Mediamatters.org would’ve been helpful during the Clinton Nineties,
when the “Vast Right-Wing Conspiracy” with the media as puppy dog
(and sometimes ringleader) almost destroyed a Presidency. Yet, in one of
the ironies that make Media Matters all the more credible, its
founder, President and CEO David Brock was once a part of that very
Right-Wing Conspiracy wreaking havoc in the nineties. His book
Blinded by the Right: The Conscience of an Ex-Conservative,
according to his website, “was a 2002 New York Times
best-selling political memoir in which he chronicled his years as a
conservative media insider”. Conservative media, indeed: Brock
contributed to the anti-Clinton fervor, including his 1998 book, The
Seduction of Hillary Rodham, which one Amazon reviewer said makes
“The
President comes off like a real sleaze…[seeming] to make [Hillary]

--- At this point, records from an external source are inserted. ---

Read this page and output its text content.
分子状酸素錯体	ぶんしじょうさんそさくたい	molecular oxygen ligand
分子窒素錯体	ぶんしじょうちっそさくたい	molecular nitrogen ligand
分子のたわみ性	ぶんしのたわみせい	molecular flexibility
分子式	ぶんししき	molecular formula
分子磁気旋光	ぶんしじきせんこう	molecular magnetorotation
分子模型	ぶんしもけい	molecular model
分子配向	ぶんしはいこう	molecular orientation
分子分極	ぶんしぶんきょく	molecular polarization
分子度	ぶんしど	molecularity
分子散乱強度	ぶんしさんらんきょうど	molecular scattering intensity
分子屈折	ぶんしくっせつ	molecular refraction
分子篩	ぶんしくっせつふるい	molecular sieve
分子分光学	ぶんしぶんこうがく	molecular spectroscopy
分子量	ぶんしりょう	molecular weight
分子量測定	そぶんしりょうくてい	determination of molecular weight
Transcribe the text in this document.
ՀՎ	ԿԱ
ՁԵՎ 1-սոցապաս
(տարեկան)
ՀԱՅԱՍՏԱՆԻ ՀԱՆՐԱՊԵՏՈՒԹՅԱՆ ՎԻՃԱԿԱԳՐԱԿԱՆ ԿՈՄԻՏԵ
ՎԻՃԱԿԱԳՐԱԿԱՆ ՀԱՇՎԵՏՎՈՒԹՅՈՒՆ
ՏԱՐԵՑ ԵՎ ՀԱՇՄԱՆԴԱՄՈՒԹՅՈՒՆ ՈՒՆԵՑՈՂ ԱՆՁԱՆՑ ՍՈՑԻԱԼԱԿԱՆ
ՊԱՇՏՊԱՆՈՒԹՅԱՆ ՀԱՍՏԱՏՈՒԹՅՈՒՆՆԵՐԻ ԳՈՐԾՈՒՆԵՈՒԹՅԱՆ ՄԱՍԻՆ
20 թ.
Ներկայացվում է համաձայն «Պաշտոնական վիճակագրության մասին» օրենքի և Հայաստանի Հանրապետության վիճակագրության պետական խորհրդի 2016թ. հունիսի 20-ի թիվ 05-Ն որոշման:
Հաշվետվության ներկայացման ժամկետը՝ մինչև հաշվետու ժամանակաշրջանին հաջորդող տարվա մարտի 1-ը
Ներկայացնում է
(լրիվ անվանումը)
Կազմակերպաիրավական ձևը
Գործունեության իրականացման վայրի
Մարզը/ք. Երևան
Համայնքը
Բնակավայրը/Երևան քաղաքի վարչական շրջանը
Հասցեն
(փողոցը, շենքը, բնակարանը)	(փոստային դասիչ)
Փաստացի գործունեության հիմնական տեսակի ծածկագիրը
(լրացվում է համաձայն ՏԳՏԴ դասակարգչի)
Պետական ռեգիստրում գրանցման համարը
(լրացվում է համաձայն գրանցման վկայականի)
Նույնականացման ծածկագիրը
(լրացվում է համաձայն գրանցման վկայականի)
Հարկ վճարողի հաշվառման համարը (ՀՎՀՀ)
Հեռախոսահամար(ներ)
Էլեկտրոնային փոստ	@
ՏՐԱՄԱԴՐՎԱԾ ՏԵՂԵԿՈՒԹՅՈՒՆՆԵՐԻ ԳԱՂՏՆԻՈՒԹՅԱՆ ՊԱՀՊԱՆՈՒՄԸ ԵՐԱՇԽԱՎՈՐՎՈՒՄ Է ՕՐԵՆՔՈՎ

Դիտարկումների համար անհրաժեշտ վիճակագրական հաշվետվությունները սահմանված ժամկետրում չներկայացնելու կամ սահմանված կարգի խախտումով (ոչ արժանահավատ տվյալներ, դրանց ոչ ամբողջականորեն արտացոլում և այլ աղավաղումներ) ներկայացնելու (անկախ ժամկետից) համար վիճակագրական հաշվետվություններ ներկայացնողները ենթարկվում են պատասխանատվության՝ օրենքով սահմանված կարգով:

one as well by both association, conspiracy, and her own behavior.” Now, Brock has a new book to go along with his new organization: The
Republican Noise Machine: Right-Wing Media and How It Corrupts
Democracy. Brock would know all about that subject, and he brings
such knowledge to Media Matters For America. As
a somewhat-skittish member of the Republican Media (afraid to just
come out and admit his party preference), Bill O’Reilly harbors a
strong distaste for Brock’s organization. His anger at the mere
sound of the words ‘Media Matters’ during the Tim Russert
debate with Paul Krugman, resorting to visible anger and smear attacks
rather than calm disregard, show that he knows the danger the new
movement poses to the usual O’Reilly daily dissemination of
falsehoods and bias. Of
course, O’Reilly doesn’t take criticism well, and one of his
shticks is to start a bitter feud with anyone who dares criticize his
deceit or questionable methods: his individual rivals include Al
Franken, Globe and Mail TV critic John Doyle and columnist Heather
Mallick, journalist Bill Moyers, Jeremy Glick, G. Gordon
Liddy, rappers Ludacris and Jadakiss, and a whole lot more. George Soros
and Michael Moore both have been
victims of O’Reilly’s verbal denouncements – and smears – not
for criticizing O’Reilly, but rather, the Bush administration, a
crew he obviously chooses to side with on almost all occasions (while
still deceitfully claiming that he takes no sides). The obvious lesson
is, criticize or oppose O’Reilly or something he identifies with
(read: Republicanism, conservatism, or Bush), and you’re next on his
ratings-hungry hit list. Organizations
take O’Reilly’s hit as well. The ACLU is “fascist”, Moveon.org
is “socialist”, “loony” and “extremist”; every other
organization has a dirty label, but only if they’re on the leftward
side of the spectrum – including Media Matters, which is now a
“hate group” If a
matter-of-fact media watchdog that does nothing more than issue
journalist-style reports on a website is considered a “hate
group”, one must wonder whether O’Reilly has reconstructed the
meaning of the word ‘hate’. Fox News offers
more ‘hate’ (against liberals, Arabs, Clintons, or O’Reilly’s
enemies, for instance) on a daily basis than Media Matters ever
has. In fact, Media
Matters exists in a state of innocence, exuding a vitriol- and
hate-free sterility. But in
O’Reilly’s world, ‘hate’ is synonymous with anything opposed
to conservatism, Republicanism, George W. Bush or his administration,
or – get ready for it – Bill O’Reilly. And Media Matters is
surely an enemy of the latter. O'Reilly wasn’t ready for a
popular watchdog group dedicated to logging and disseminating his
deceptions, lies, misstatements and outlandish statements when he
entered the business – and now, in addition to the Al Frankens of
the world, O’Reilly has to deal with a serious group watching his
every word and ready to pounce on misstatements and lies. He
wasn’t ready for it. Judging by his continuous slanderous labeling
of his favored Bush administration’s enemies (such as the
“propagandist” Michael Moore, or “Leni Riefenstahl”), attacks
on Al Franken and others, or unjustifiably and laughably labeling
Media Matters as a “hate group”, O’Reilly still isn’t ready
for it. And he never
will be, unless he cleans up his shoddy act.